For Pérez, that representation has most recently come in the form of a new EP (extended play, which is like a diet album) called Trackhouse, that embodies the spirit of his race team.  

Credit: Matthew O’Haren-USA TODAY Sports

Trackhouse is now a two-charter team, with mutually beneficial partnerships with rival teams, and a growing portfolio of corporate sponsorships bought into the holistic vision. From that standpoint, Pérez says the sky is the limit.

He says Trackhouse has made history and will continue to, all the while staying true to the underdog spirit.

“I don’t say this to blow smoke up anybody but Trackhouse is the most phenomenal organization,” he said. “This is the truth. Partners, solid, punctual, accountable, reliable and everything you look for in a team. That’s why I feel so strong about where we are at.

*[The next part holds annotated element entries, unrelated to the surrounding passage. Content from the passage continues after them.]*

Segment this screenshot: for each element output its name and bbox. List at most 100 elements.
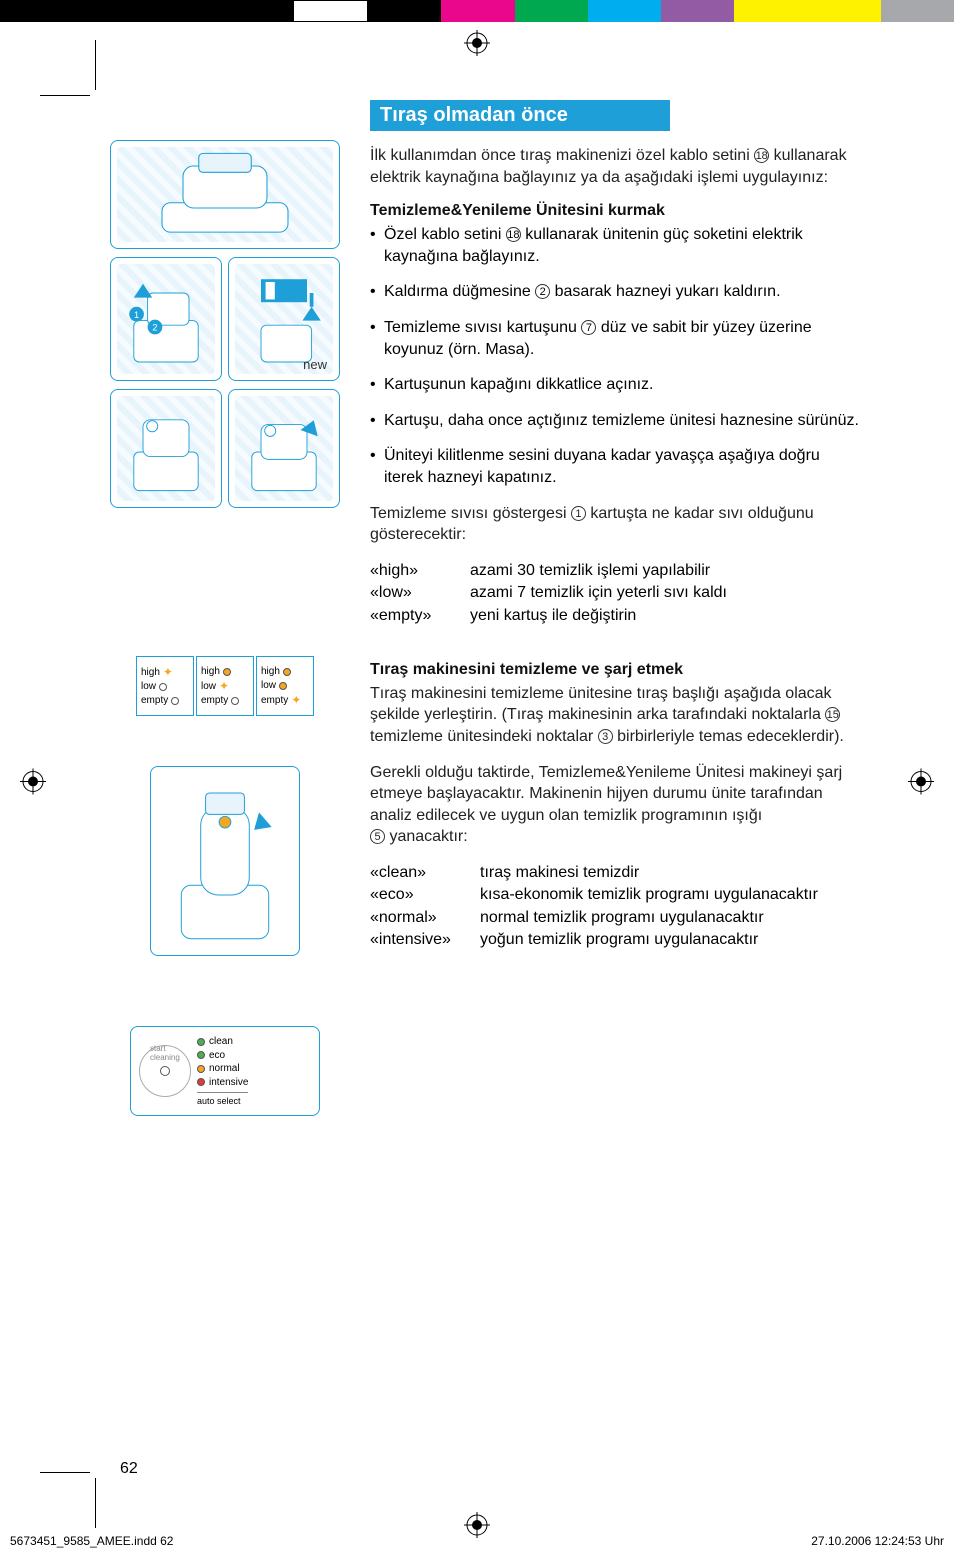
station-close-icon bbox=[238, 406, 330, 498]
text-span: Temizleme sıvısı kartuşunu bbox=[384, 319, 581, 336]
indicator-high-label: high bbox=[261, 666, 280, 677]
dot-icon bbox=[223, 668, 231, 676]
crop-mark bbox=[40, 1472, 90, 1473]
crop-mark bbox=[40, 95, 90, 96]
svg-text:2: 2 bbox=[152, 323, 157, 333]
registration-mark-top bbox=[464, 30, 490, 56]
cartridge-insert-icon: 1 2 bbox=[120, 270, 212, 371]
indicator-empty-label: empty bbox=[201, 695, 228, 706]
registration-mark-left bbox=[20, 769, 46, 800]
intro-paragraph: İlk kullanımdan önce tıraş makinenizi öz… bbox=[370, 145, 860, 188]
indicator-col-empty: high low empty✦ bbox=[256, 656, 314, 716]
star-icon: ✦ bbox=[291, 694, 301, 706]
program-desc: kısa-ekonomik temizlik programı uygulana… bbox=[480, 884, 818, 906]
program-eco-label: eco bbox=[209, 1049, 225, 1063]
indicator-col-low: high low✦ empty bbox=[196, 656, 254, 716]
station-open-icon bbox=[120, 406, 212, 498]
clean-paragraph-2: Gerekli olduğu taktirde, Temizleme&Yenil… bbox=[370, 762, 860, 848]
level-label: «high» bbox=[370, 560, 470, 582]
star-icon: ✦ bbox=[163, 666, 173, 678]
ref-circled: 1 bbox=[571, 506, 586, 521]
text-span: Özel kablo setini bbox=[384, 226, 506, 243]
star-icon: ✦ bbox=[219, 680, 229, 692]
list-item: Özel kablo setini 18 kullanarak ünitenin… bbox=[370, 224, 860, 267]
table-row: «eco»kısa-ekonomik temizlik programı uyg… bbox=[370, 884, 860, 906]
shaver-station-icon bbox=[157, 773, 293, 949]
footer-filename: 5673451_9585_AMEE.indd 62 bbox=[10, 1534, 173, 1548]
text-span: Temizleme sıvısı göstergesi bbox=[370, 505, 571, 522]
text-span: Kartuşunun kapağını dikkatlice açınız. bbox=[384, 376, 654, 393]
list-item: Kaldırma düğmesine 2 basarak hazneyi yuk… bbox=[370, 281, 860, 303]
table-row: «normal»normal temizlik programı uygulan… bbox=[370, 907, 860, 929]
indicator-col-high: high✦ low empty bbox=[136, 656, 194, 716]
figure-shaver-in-station bbox=[150, 766, 300, 956]
program-label: «intensive» bbox=[370, 929, 480, 951]
level-desc: yeni kartuş ile değiştirin bbox=[470, 605, 636, 627]
program-label: «normal» bbox=[370, 907, 480, 929]
figure-cartridge-numbered: 1 2 bbox=[110, 257, 222, 381]
indicator-intro: Temizleme sıvısı göstergesi 1 kartuşta n… bbox=[370, 503, 860, 546]
table-row: «high»azami 30 temizlik işlemi yapılabil… bbox=[370, 560, 860, 582]
program-clean-label: clean bbox=[209, 1035, 233, 1049]
program-labels: clean eco normal intensive auto select bbox=[197, 1035, 248, 1107]
page-number: 62 bbox=[120, 1460, 138, 1478]
figure-program-selector: start cleaning clean eco normal intensiv… bbox=[130, 1026, 320, 1116]
program-label: «eco» bbox=[370, 884, 480, 906]
ref-circled: 5 bbox=[370, 829, 385, 844]
ref-circled: 18 bbox=[506, 227, 521, 242]
program-desc: yoğun temizlik programı uygulanacaktır bbox=[480, 929, 758, 951]
led-icon bbox=[197, 1051, 205, 1059]
section-heading: Tıraş olmadan önce bbox=[370, 100, 670, 131]
list-item: Kartuşunun kapağını dikkatlice açınız. bbox=[370, 374, 860, 396]
text-column: Tıraş olmadan önce İlk kullanımdan önce … bbox=[370, 100, 860, 1116]
level-label: «low» bbox=[370, 582, 470, 604]
program-normal-label: normal bbox=[209, 1062, 240, 1076]
registration-mark-bottom bbox=[464, 1512, 490, 1538]
led-icon bbox=[197, 1078, 205, 1086]
dot-icon bbox=[279, 682, 287, 690]
level-desc: azami 30 temizlik işlemi yapılabilir bbox=[470, 560, 710, 582]
level-desc: azami 7 temizlik için yeterli sıvı kaldı bbox=[470, 582, 727, 604]
footer-timestamp: 27.10.2006 12:24:53 Uhr bbox=[811, 1534, 944, 1548]
dot-icon bbox=[171, 697, 179, 705]
indicator-high-label: high bbox=[201, 666, 220, 677]
ref-circled: 2 bbox=[535, 284, 550, 299]
indicator-empty-label: empty bbox=[261, 695, 288, 706]
led-icon bbox=[197, 1038, 205, 1046]
list-item: Üniteyi kilitlenme sesini duyana kadar y… bbox=[370, 445, 860, 488]
text-span: İlk kullanımdan önce tıraş makinenizi öz… bbox=[370, 147, 754, 164]
list-item: Kartuşu, daha once açtığınız temizleme ü… bbox=[370, 410, 860, 432]
subheading-setup: Temizleme&Yenileme Ünitesini kurmak bbox=[370, 202, 860, 220]
clean-paragraph-1: Tıraş makinesini temizleme ünitesine tır… bbox=[370, 683, 860, 748]
program-desc: tıraş makinesi temizdir bbox=[480, 862, 639, 884]
cleaning-station-icon bbox=[120, 145, 330, 240]
level-table: «high»azami 30 temizlik işlemi yapılabil… bbox=[370, 560, 860, 627]
table-row: «intensive»yoğun temizlik programı uygul… bbox=[370, 929, 860, 951]
indicator-empty-label: empty bbox=[141, 695, 168, 706]
list-item: Temizleme sıvısı kartuşunu 7 düz ve sabi… bbox=[370, 317, 860, 360]
led-icon bbox=[197, 1065, 205, 1073]
figure-level-indicators: high✦ low empty high low✦ empty high low… bbox=[110, 656, 340, 716]
figures-column: 1 2 new bbox=[110, 100, 340, 1116]
text-span: Üniteyi kilitlenme sesini duyana kadar y… bbox=[384, 447, 820, 486]
indicator-high-label: high bbox=[141, 667, 160, 678]
figure-cartridge-new: new bbox=[228, 257, 340, 381]
program-dial-icon: start cleaning bbox=[139, 1045, 191, 1097]
ref-circled: 18 bbox=[754, 148, 769, 163]
text-span: temizleme ünitesindeki noktalar bbox=[370, 728, 598, 745]
program-desc: normal temizlik programı uygulanacaktır bbox=[480, 907, 764, 929]
program-intensive-label: intensive bbox=[209, 1076, 248, 1090]
level-label: «empty» bbox=[370, 605, 470, 627]
indicator-low-label: low bbox=[201, 681, 216, 692]
dot-icon bbox=[159, 683, 167, 691]
ref-circled: 7 bbox=[581, 320, 596, 335]
dot-icon bbox=[231, 697, 239, 705]
registration-color-bar bbox=[0, 0, 954, 22]
crop-mark bbox=[95, 1478, 96, 1528]
text-span: Kartuşu, daha once açtığınız temizleme ü… bbox=[384, 412, 859, 429]
subheading-clean: Tıraş makinesini temizleme ve şarj etmek bbox=[370, 661, 860, 679]
setup-list: Özel kablo setini 18 kullanarak ünitenin… bbox=[370, 224, 860, 488]
text-span: yanacaktır: bbox=[385, 828, 468, 845]
auto-select-label: auto select bbox=[197, 1092, 248, 1107]
table-row: «low»azami 7 temizlik için yeterli sıvı … bbox=[370, 582, 860, 604]
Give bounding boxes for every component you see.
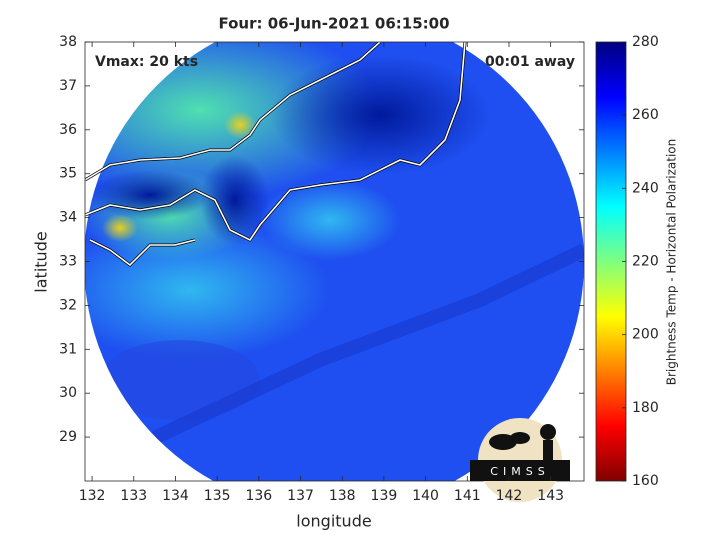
y-tick-label: 31 bbox=[59, 341, 77, 357]
y-tick-label: 35 bbox=[59, 166, 77, 182]
annotation: 00:01 away bbox=[485, 54, 575, 70]
x-axis-label: longitude bbox=[296, 512, 371, 531]
colorbar-tick-label: 240 bbox=[632, 180, 659, 196]
y-tick-label: 37 bbox=[59, 78, 77, 94]
x-tick-label: 137 bbox=[287, 488, 314, 504]
colorbar-label: Brightness Temp - Horizontal Polarizatio… bbox=[665, 139, 679, 386]
x-tick-label: 136 bbox=[245, 488, 272, 504]
x-tick-label: 139 bbox=[371, 488, 398, 504]
chart-title: Four: 06-Jun-2021 06:15:00 bbox=[218, 15, 449, 33]
x-tick-label: 133 bbox=[120, 488, 147, 504]
y-tick-label: 29 bbox=[59, 429, 77, 445]
y-tick-label: 30 bbox=[59, 385, 77, 401]
x-tick-label: 132 bbox=[79, 488, 106, 504]
annotation: Vmax: 20 kts bbox=[95, 54, 198, 70]
x-tick-label: 138 bbox=[329, 488, 356, 504]
colorbar-tick-label: 160 bbox=[632, 473, 659, 489]
colorbar-tick-label: 260 bbox=[632, 107, 659, 123]
x-tick-label: 135 bbox=[204, 488, 231, 504]
y-tick-label: 34 bbox=[59, 210, 77, 226]
logo: CIMSS bbox=[470, 418, 570, 502]
y-tick-label: 33 bbox=[59, 254, 77, 270]
logo-text: CIMSS bbox=[490, 465, 549, 478]
x-tick-label: 141 bbox=[454, 488, 481, 504]
x-tick-label: 142 bbox=[496, 488, 523, 504]
y-tick-label: 36 bbox=[59, 122, 77, 138]
x-tick-label: 143 bbox=[537, 488, 564, 504]
y-tick-label: 32 bbox=[59, 297, 77, 313]
colorbar bbox=[595, 41, 627, 482]
colorbar-tick-label: 180 bbox=[632, 400, 659, 416]
swath bbox=[85, 42, 584, 481]
colorbar-tick-label: 280 bbox=[632, 34, 659, 50]
x-tick-label: 140 bbox=[412, 488, 439, 504]
x-tick-label: 134 bbox=[162, 488, 189, 504]
y-axis-label: latitude bbox=[32, 231, 51, 292]
colorbar-tick-label: 200 bbox=[632, 327, 659, 343]
y-tick-label: 38 bbox=[59, 34, 77, 50]
colorbar-tick-label: 220 bbox=[632, 254, 659, 270]
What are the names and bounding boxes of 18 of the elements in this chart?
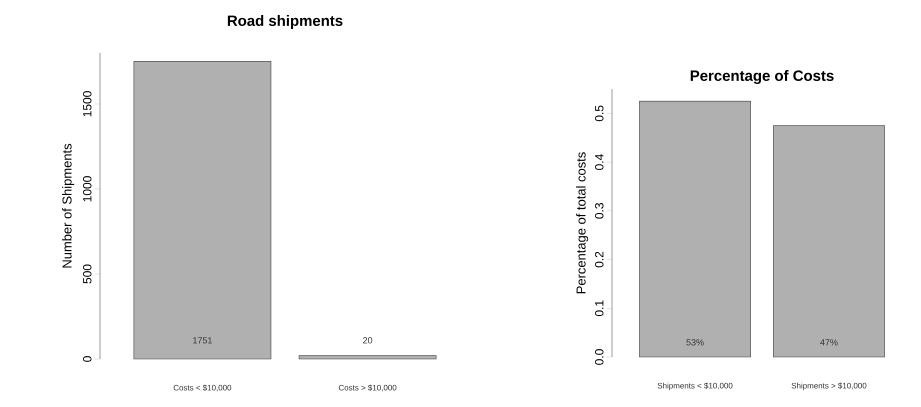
y-tick-label: 0.5 xyxy=(595,106,604,122)
chart-title: Road shipments xyxy=(228,15,342,29)
data-label: 47% xyxy=(820,339,838,346)
y-tick-label: 0.4 xyxy=(595,154,604,170)
y-tick-label: 0.2 xyxy=(595,252,604,268)
y-tick-label: 500 xyxy=(83,264,92,284)
y-tick-label: 0.0 xyxy=(595,349,604,365)
chart-title: Percentage of Costs xyxy=(690,70,834,84)
y-axis-title: Number of Shipments xyxy=(62,144,74,268)
y-tick-label: 0 xyxy=(83,356,92,362)
data-label: 20 xyxy=(363,337,372,344)
y-tick-label: 1000 xyxy=(83,176,92,202)
data-label: 1751 xyxy=(193,337,212,344)
y-tick-label: 0.3 xyxy=(595,203,604,219)
y-tick-label: 1500 xyxy=(83,91,92,116)
data-label: 53% xyxy=(686,339,704,346)
y-tick-label: 0.1 xyxy=(595,300,604,316)
y-axis-title: Percentage of total costs xyxy=(576,152,588,294)
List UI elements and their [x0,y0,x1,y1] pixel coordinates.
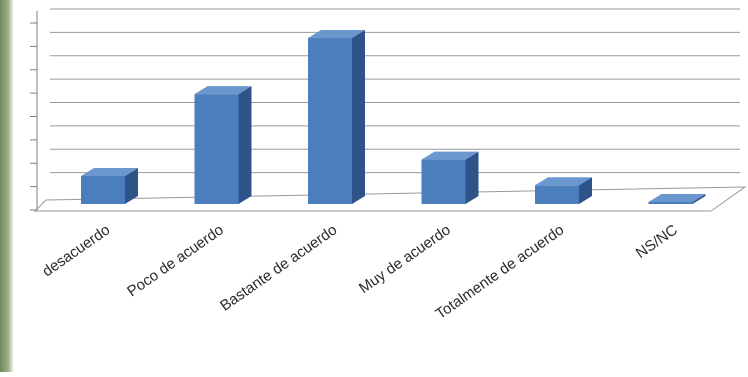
bar-front [649,202,693,204]
bar-front [81,176,125,204]
bar-front [422,160,466,204]
bar-side [466,152,479,204]
category-label: desacuerdo [39,221,113,280]
bar-side [352,30,365,204]
category-label: NS/NC [633,221,681,262]
category-label: Bastante de acuerdo [217,221,340,314]
bar-front [308,38,352,204]
category-label: Poco de acuerdo [124,221,227,300]
bar-front [195,94,239,204]
bar-side [239,86,252,204]
chart-floor [35,187,745,211]
category-label: Totalmente de acuerdo [433,221,568,322]
category-label: Muy de acuerdo [356,221,454,297]
bar-front [535,185,579,204]
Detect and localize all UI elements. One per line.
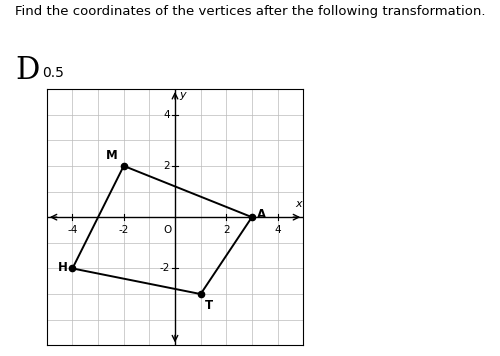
Text: 2: 2: [223, 225, 230, 235]
Text: -2: -2: [118, 225, 129, 235]
Text: O: O: [163, 225, 171, 235]
Text: -4: -4: [68, 225, 78, 235]
Text: A: A: [257, 208, 266, 221]
Text: y: y: [179, 90, 186, 100]
Text: D: D: [15, 55, 40, 86]
Text: x: x: [296, 199, 302, 209]
Text: -2: -2: [160, 263, 170, 273]
Text: H: H: [58, 261, 68, 274]
Text: Find the coordinates of the vertices after the following transformation.: Find the coordinates of the vertices aft…: [15, 5, 486, 19]
Text: 4: 4: [163, 110, 170, 120]
Text: M: M: [106, 149, 118, 162]
Text: 4: 4: [274, 225, 281, 235]
Text: T: T: [204, 299, 212, 312]
Text: 0.5: 0.5: [42, 66, 64, 80]
Text: 2: 2: [163, 161, 170, 171]
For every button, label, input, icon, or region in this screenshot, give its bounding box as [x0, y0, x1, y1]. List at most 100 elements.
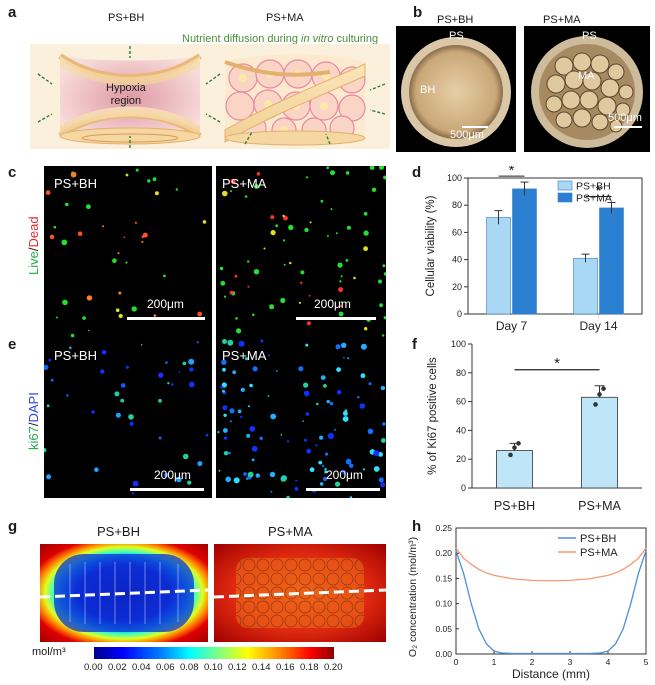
cell-dot — [234, 274, 238, 278]
cell-dot — [44, 364, 49, 370]
cell-dot — [330, 170, 335, 176]
cell-dot — [304, 438, 307, 442]
cell-dot — [359, 403, 366, 409]
cell-dot — [249, 383, 253, 388]
cell-dot — [254, 184, 259, 189]
cell-dot — [306, 176, 309, 179]
panel-c-group1: PS+BH — [54, 176, 97, 191]
cell-dot — [70, 333, 75, 338]
cell-dot — [94, 467, 99, 472]
cell-dot — [323, 477, 327, 481]
panel-d-ytick-label: 40 — [452, 255, 462, 265]
panel-f-ytick-label: 40 — [456, 425, 466, 435]
cell-dot — [220, 280, 226, 286]
cell-dot — [176, 476, 182, 483]
cell-dot — [381, 438, 386, 443]
panel-b-ps1: PS — [449, 30, 464, 42]
cell-dot — [270, 413, 277, 420]
panel-c-ylabel: Live/Dead — [26, 216, 41, 275]
cell-dot — [324, 468, 327, 471]
panel-d-frame — [467, 177, 643, 315]
panel-e-ylabel: ki67/DAPI — [26, 392, 41, 450]
panel-g-simulation-ma — [213, 544, 387, 642]
cell-dot — [102, 225, 105, 228]
panel-a-group1: PS+BH — [108, 12, 145, 24]
cell-dot — [349, 463, 354, 468]
cell-dot — [153, 314, 157, 317]
panel-d-ytick-label: 0 — [457, 309, 462, 319]
cell-dot — [345, 259, 349, 262]
cell-dot — [82, 316, 86, 320]
cell-dot — [339, 304, 343, 307]
panel-g-group1: PS+BH — [97, 524, 140, 539]
cell-dot — [309, 221, 312, 224]
cell-dot — [147, 179, 151, 183]
panel-f-point — [593, 402, 598, 407]
panel-h-ytick-label: 0.20 — [435, 548, 452, 558]
panel-h-legend-label: PS+MA — [580, 547, 618, 559]
cell-dot — [224, 436, 228, 440]
cell-dot — [131, 306, 137, 312]
cell-dot — [182, 453, 189, 460]
cell-dot — [154, 191, 159, 196]
cell-dot — [219, 266, 224, 271]
cell-dot — [345, 458, 352, 465]
cell-dot — [283, 239, 286, 242]
cell-dot — [380, 482, 386, 488]
panel-h-xtick-label: 0 — [454, 657, 459, 667]
cell-dot — [270, 230, 276, 236]
cell-dot — [115, 412, 121, 418]
cell-dot — [247, 285, 250, 288]
cell-dot — [300, 270, 305, 275]
cell-dot — [379, 166, 384, 170]
ps-ma-scaffold — [224, 54, 366, 146]
cell-dot — [86, 204, 91, 210]
cell-dot — [125, 173, 129, 177]
cell-dot — [255, 473, 260, 478]
cell-dot — [256, 172, 261, 176]
panel-f-xtick-label: PS+BH — [494, 499, 535, 513]
cell-dot — [49, 234, 55, 240]
cell-dot — [342, 470, 347, 475]
panel-c-scalebar1 — [127, 317, 205, 320]
cell-dot — [302, 420, 304, 422]
cell-dot — [371, 187, 377, 192]
panel-a-caption: Nutrient diffusion during in vitro cultu… — [182, 33, 379, 45]
panel-h-xtick-label: 3 — [568, 657, 573, 667]
colorbar-tick-label: 0.00 — [84, 662, 103, 673]
panel-f-sig-star: * — [554, 355, 560, 372]
panel-b-micrograph-bh — [396, 26, 516, 152]
panel-a-label: a — [8, 4, 17, 21]
cell-dot — [280, 476, 287, 482]
cell-dot — [360, 343, 367, 350]
panel-d-legend-swatch — [557, 192, 573, 203]
cell-dot — [334, 428, 337, 431]
cell-dot — [353, 276, 356, 280]
cell-dot — [222, 367, 226, 372]
cell-dot — [134, 221, 137, 224]
colorbar-tick-label: 0.10 — [204, 662, 223, 673]
cell-dot — [269, 304, 275, 310]
hypoxia-label: Hypoxia region — [106, 82, 146, 107]
cell-dot — [228, 451, 231, 455]
panel-a-group2: PS+MA — [266, 12, 304, 24]
cell-dot — [222, 405, 228, 411]
cell-dot — [158, 398, 162, 403]
panel-h-ytick-label: 0.00 — [435, 649, 452, 659]
cell-dot — [223, 451, 229, 456]
panel-g-colorbar — [94, 647, 334, 659]
cell-dot — [334, 481, 341, 487]
panel-d-ytick-label: 60 — [452, 227, 462, 237]
cell-dot — [283, 215, 288, 221]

“I’ve learned from our team, how they move, how they study and deal with each other.

“That’s what a partnership is about. How we make each other better. I don’t ever want to be in a room with a bunch of know-it-alls. Like they say, if you’re the smartest person in the room, you’re in the wrong room, and I want to be in the room that allows for improvement.”

That’s what this is about for Pérez, relishing in the growth that has transpired while aspiring towards the growth to come.

“I’m a fan of first, with music and with NASCAR,” Pérez said. “I love to learn. I love to grown. And that’s what makes this exciting and to be around it all.”